Experts say hundreds of thousands of Puerto Ricans could flee their devastated island in the next 12 months. Puerto Rican Gov. Ricardo Rossello warned “thousands if not millions” could leave the island without massive federal assistance.
The media was quick to suggest Puerto Ricans could be classified as “climate refugees” in the wake of Hurricane Maria, which left most of the island’s residents without power or clean water.
E&E News reported the potential migrants “might be among the nation’s newest ‘climate refugees,’ a demographic that includes former residents of southernmost Louisiana and the shrinking islands of Alaska’s Bering Strait.”
Bloomberg warned Wednesday a mass migration from Puerto Rico could “offer a preview for Americans of one of the most jarring potential consequences of global warming: the movement of large numbers of people pushed out of their homes by the effects of climate change.”
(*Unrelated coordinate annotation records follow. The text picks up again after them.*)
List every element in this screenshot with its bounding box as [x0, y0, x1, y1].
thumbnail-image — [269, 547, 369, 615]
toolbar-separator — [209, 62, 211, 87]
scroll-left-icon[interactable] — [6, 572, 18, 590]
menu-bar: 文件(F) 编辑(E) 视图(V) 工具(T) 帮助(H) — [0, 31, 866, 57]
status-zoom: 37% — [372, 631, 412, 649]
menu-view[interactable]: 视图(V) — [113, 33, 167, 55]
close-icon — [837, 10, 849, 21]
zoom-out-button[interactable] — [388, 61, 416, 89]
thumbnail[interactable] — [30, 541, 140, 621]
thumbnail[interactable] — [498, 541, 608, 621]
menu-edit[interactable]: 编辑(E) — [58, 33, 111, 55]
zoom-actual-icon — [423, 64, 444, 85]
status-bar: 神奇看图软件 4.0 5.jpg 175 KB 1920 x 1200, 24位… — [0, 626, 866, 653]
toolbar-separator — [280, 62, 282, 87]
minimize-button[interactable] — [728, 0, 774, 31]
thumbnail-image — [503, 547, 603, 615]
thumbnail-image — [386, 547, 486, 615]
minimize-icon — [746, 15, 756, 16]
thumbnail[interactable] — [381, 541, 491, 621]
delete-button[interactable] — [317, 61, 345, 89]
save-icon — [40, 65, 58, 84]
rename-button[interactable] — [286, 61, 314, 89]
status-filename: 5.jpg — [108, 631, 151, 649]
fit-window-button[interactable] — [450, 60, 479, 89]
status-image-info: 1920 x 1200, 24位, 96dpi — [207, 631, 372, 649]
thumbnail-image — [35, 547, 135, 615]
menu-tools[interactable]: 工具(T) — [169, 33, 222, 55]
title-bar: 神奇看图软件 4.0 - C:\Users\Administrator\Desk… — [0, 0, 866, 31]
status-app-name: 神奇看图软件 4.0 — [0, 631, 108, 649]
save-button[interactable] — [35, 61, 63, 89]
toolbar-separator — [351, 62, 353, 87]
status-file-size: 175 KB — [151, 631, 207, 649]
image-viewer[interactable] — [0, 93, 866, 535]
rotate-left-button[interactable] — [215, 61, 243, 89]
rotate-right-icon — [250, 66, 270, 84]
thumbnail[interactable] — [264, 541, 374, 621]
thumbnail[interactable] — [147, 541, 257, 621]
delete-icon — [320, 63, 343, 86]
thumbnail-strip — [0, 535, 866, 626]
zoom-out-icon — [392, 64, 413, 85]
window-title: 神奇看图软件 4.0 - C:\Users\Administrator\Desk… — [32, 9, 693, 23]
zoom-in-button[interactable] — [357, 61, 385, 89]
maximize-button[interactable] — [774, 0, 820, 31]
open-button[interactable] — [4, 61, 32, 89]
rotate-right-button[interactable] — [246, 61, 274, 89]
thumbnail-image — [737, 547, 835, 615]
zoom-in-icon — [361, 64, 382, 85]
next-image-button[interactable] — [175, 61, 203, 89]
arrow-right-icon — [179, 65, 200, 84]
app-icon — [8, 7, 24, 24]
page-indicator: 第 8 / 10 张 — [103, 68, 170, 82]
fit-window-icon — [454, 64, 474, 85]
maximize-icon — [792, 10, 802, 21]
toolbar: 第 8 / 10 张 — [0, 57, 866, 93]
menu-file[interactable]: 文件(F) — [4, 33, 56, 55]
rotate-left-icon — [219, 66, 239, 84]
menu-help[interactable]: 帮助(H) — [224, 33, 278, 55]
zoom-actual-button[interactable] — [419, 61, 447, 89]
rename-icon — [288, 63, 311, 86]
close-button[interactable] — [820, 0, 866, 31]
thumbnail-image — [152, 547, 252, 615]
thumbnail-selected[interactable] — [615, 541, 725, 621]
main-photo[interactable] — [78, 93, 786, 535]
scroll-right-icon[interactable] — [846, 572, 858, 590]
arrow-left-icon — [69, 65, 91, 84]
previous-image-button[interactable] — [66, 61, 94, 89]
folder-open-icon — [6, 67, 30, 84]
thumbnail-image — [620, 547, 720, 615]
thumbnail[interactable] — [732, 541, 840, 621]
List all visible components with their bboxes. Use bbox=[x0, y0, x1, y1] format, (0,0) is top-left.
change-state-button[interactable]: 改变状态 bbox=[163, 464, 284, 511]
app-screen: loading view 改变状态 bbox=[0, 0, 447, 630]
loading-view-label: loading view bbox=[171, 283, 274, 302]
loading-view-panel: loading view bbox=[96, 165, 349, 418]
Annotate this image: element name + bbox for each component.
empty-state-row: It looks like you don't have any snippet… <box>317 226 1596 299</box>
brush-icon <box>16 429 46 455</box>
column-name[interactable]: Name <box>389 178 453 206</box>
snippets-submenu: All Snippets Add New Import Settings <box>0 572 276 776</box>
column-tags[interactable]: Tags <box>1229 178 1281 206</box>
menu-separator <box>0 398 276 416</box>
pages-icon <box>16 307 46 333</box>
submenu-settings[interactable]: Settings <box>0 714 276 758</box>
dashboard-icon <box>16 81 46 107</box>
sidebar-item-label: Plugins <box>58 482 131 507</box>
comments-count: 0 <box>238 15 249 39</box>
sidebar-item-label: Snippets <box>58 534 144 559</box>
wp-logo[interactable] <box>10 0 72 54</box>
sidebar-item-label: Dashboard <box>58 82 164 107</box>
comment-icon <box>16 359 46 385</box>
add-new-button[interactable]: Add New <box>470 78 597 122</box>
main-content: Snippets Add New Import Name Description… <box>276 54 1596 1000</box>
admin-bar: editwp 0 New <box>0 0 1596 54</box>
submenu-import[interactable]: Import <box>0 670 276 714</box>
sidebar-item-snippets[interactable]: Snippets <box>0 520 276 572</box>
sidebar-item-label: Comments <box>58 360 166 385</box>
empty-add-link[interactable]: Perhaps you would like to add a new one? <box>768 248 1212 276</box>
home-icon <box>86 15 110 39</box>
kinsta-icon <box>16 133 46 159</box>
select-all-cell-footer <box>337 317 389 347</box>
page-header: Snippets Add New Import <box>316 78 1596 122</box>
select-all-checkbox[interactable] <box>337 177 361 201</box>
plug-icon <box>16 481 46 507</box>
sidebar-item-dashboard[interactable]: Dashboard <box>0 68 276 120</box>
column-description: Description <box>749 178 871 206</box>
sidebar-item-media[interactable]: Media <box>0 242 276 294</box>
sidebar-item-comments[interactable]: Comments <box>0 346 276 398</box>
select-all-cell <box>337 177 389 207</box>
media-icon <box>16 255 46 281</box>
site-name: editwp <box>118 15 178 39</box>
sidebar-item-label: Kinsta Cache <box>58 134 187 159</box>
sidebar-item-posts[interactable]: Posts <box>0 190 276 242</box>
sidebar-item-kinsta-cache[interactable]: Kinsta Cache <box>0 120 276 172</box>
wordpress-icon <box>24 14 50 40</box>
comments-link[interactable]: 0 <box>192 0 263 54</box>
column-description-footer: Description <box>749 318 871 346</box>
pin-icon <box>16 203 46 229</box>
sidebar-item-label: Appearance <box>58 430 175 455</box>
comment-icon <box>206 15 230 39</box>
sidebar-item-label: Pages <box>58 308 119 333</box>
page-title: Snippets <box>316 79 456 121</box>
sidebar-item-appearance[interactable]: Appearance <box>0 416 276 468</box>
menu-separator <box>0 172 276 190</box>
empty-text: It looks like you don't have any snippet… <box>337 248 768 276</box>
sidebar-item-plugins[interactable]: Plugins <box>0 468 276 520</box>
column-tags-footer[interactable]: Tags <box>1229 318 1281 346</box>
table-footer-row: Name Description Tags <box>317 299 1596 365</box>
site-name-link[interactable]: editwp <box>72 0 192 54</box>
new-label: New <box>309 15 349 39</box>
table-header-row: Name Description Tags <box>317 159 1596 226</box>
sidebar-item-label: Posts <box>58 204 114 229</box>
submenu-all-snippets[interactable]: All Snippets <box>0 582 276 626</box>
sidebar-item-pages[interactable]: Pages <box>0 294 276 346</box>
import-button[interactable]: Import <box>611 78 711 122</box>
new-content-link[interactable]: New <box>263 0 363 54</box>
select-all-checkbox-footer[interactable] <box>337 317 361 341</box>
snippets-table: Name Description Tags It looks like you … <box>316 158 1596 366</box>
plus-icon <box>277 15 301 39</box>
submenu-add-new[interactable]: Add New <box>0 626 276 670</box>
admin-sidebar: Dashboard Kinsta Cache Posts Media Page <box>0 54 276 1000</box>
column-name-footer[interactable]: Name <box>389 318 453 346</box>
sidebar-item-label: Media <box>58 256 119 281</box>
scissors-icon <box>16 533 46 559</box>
Even meteorologist Marshall Shepherd asked if Puerto Ricans could be called “climate refugees.” He said he didn’t know the answer, but then wrote a lengthy post opening on the meaning of the word “climate refugee.”
The idea isn’t new. The United Nations has been predicting a huge increase in the number of “climate refugees” do to human emissions of carbon dioxide. These are people forced from their homes by natural disasters, like hurricanes, floods or droughts.
Scientists predict global warming will exacerbate extreme weather events in the coming decades, though there’s little evidence to support claims today’s natural disasters have gotten measurably worse.
Bloomberg reported “climate change forced an estimated 1 million people to leave their homes in 2015” in Africa, and that “the World Bank has urged Australia and New Zealand to open their doors to residents forced off small island nations such as Tuvalu and Kiribati.”
“Even in Syria, internal migration sparked by a historic drought contributed to the civil war, which has added to the wave of people trying to enter Europe in recent years,” Bloomberg reported.